Hi all,
I’m writing a simple edge detection with CUDA which works generally fine. But I’m facing a problem with the number of blocks and threads per block on the kernel call. If I use a big number of blocks on the call for the first image I get crappy results, if i use a small number of blocks like 8 everything works fine even if I increase the number of blocks for further calls. I don’t know where this behaviour comes from. Maybe someone has an idea.
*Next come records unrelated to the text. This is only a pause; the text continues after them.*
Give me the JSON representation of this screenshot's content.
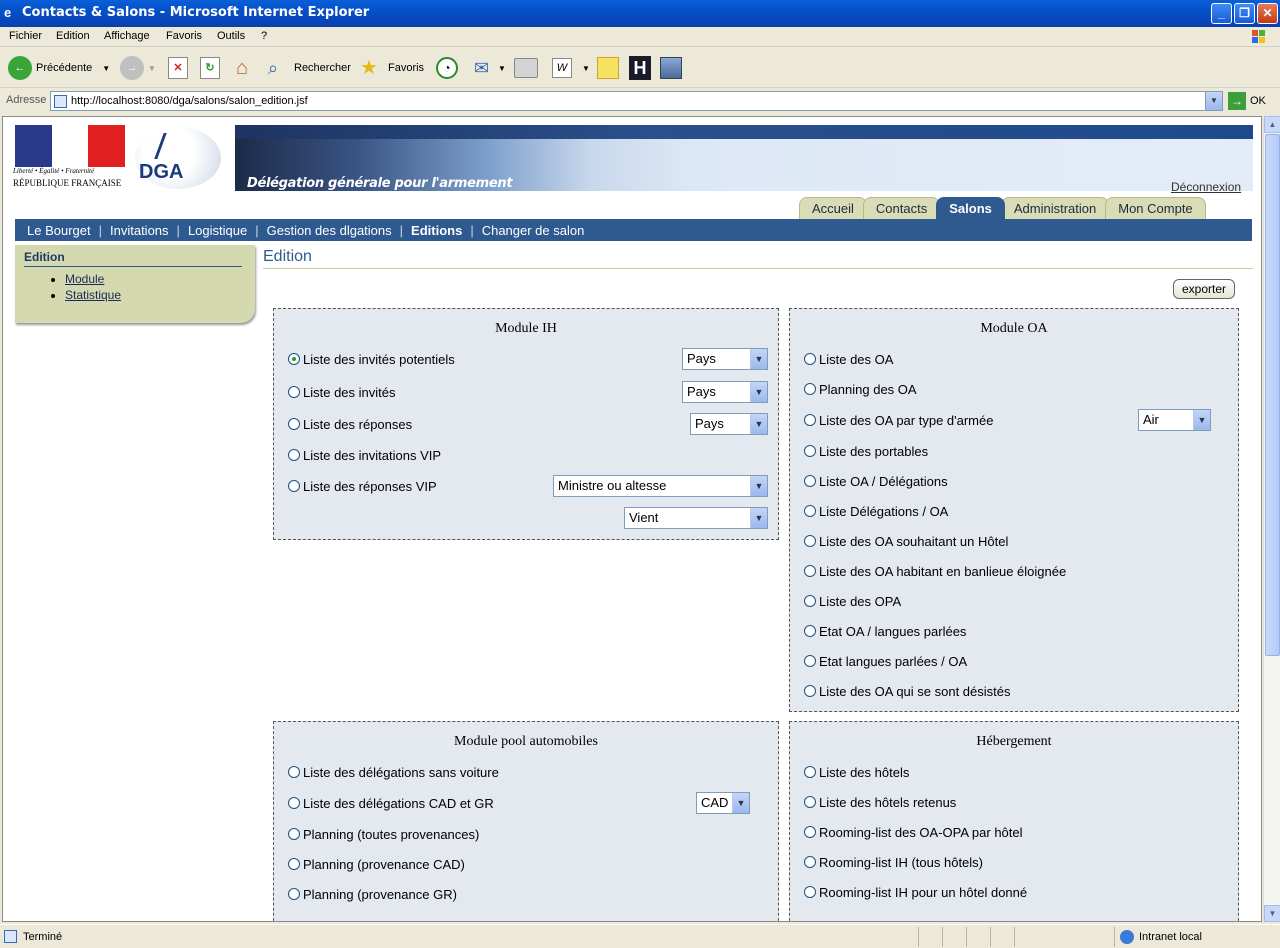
{
  "window": {
    "title": "Contacts & Salons - Microsoft Internet Explorer"
  },
  "menu": [
    "Fichier",
    "Edition",
    "Affichage",
    "Favoris",
    "Outils",
    "?"
  ],
  "toolbar": {
    "back": "Précédente",
    "search": "Rechercher",
    "favorites": "Favoris"
  },
  "address": {
    "label": "Adresse",
    "url": "http://localhost:8080/dga/salons/salon_edition.jsf",
    "go": "OK"
  },
  "banner": {
    "rf_line1": "Liberté • Égalité • Fraternité",
    "rf_line2": "RÉPUBLIQUE FRANÇAISE",
    "dga": "DGA",
    "caption": "Délégation générale pour l'armement"
  },
  "logout": "Déconnexion",
  "tabs": [
    {
      "label": "Accueil",
      "active": false
    },
    {
      "label": "Contacts",
      "active": false
    },
    {
      "label": "Salons",
      "active": true
    },
    {
      "label": "Administration",
      "active": false
    },
    {
      "label": "Mon Compte",
      "active": false
    }
  ],
  "nav": [
    "Le Bourget",
    "Invitations",
    "Logistique",
    "Gestion des dlgations",
    "Editions",
    "Changer de salon"
  ],
  "nav_current": "Editions",
  "sidebar": {
    "title": "Edition",
    "items": [
      "Module",
      "Statistique"
    ]
  },
  "main": {
    "title": "Edition",
    "export": "exporter"
  },
  "module_ih": {
    "title": "Module IH",
    "rows": [
      "Liste des invités potentiels",
      "Liste des invités",
      "Liste des réponses",
      "Liste des invitations VIP",
      "Liste des réponses VIP"
    ],
    "selects": [
      "Pays",
      "Pays",
      "Pays",
      "Ministre ou altesse",
      "Vient"
    ]
  },
  "module_oa": {
    "title": "Module OA",
    "rows": [
      "Liste des OA",
      "Planning des OA",
      "Liste des OA par type d'armée",
      "Liste des portables",
      "Liste OA / Délégations",
      "Liste Délégations / OA",
      "Liste des OA souhaitant un Hôtel",
      "Liste des OA habitant en banlieue éloignée",
      "Liste des OPA",
      "Etat OA / langues parlées",
      "Etat langues parlées / OA",
      "Liste des OA qui se sont désistés"
    ],
    "select": "Air"
  },
  "module_pool": {
    "title": "Module pool automobiles",
    "rows": [
      "Liste des délégations sans voiture",
      "Liste des délégations CAD et GR",
      "Planning (toutes provenances)",
      "Planning (provenance CAD)",
      "Planning (provenance GR)"
    ],
    "select": "CAD"
  },
  "hebergement": {
    "title": "Hébergement",
    "rows": [
      "Liste des hôtels",
      "Liste des hôtels retenus",
      "Rooming-list des OA-OPA par hôtel",
      "Rooming-list IH (tous hôtels)",
      "Rooming-list IH pour un hôtel donné"
    ]
  },
  "status": {
    "left": "Terminé",
    "zone": "Intranet local"
  },
  "colors": {
    "nav": "#2f5a8f",
    "sidebar": "#d5d9b0",
    "panel_bg": "#e4e8ef"
  }
}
Every hint is appreciated :) .
Some Facts:
CUDA 1.1 on Windows XP
GPU: 9500M GS
The CUDA Code:
__global__
void operateRobert(unsigned char* data, unsigned char* res, int width, int height){
// get indices (position in memory)
unsigned int x = blockIdx.x*blockDim.x + threadIdx.x;
unsigned int y = blockIdx.y*blockDim.y + threadIdx.y;
// check in value in valid region
if(x>0 && y>0 && x<width-1 && y<height-1){
// var to store calculated value
int value;
// calculate value
value = abs((data[(y*width)+x] - data[((y+1)*width)+(x+1)]) + (data[((y+1)*width)+x] -data[(y*width)+(x+1)]));
if(value>255){
value=255;
}
// store result
res[(y*width)+x]=(char)value;
}
}//operate
// calling the kernel
dim3 block(128, 128, 1);
dim3 grid(width / block.x, height / block.y, 1);
// do calculation
operateRobert<<<grid,block,0>>>(d_d,result,width,height);
Regards LeRoi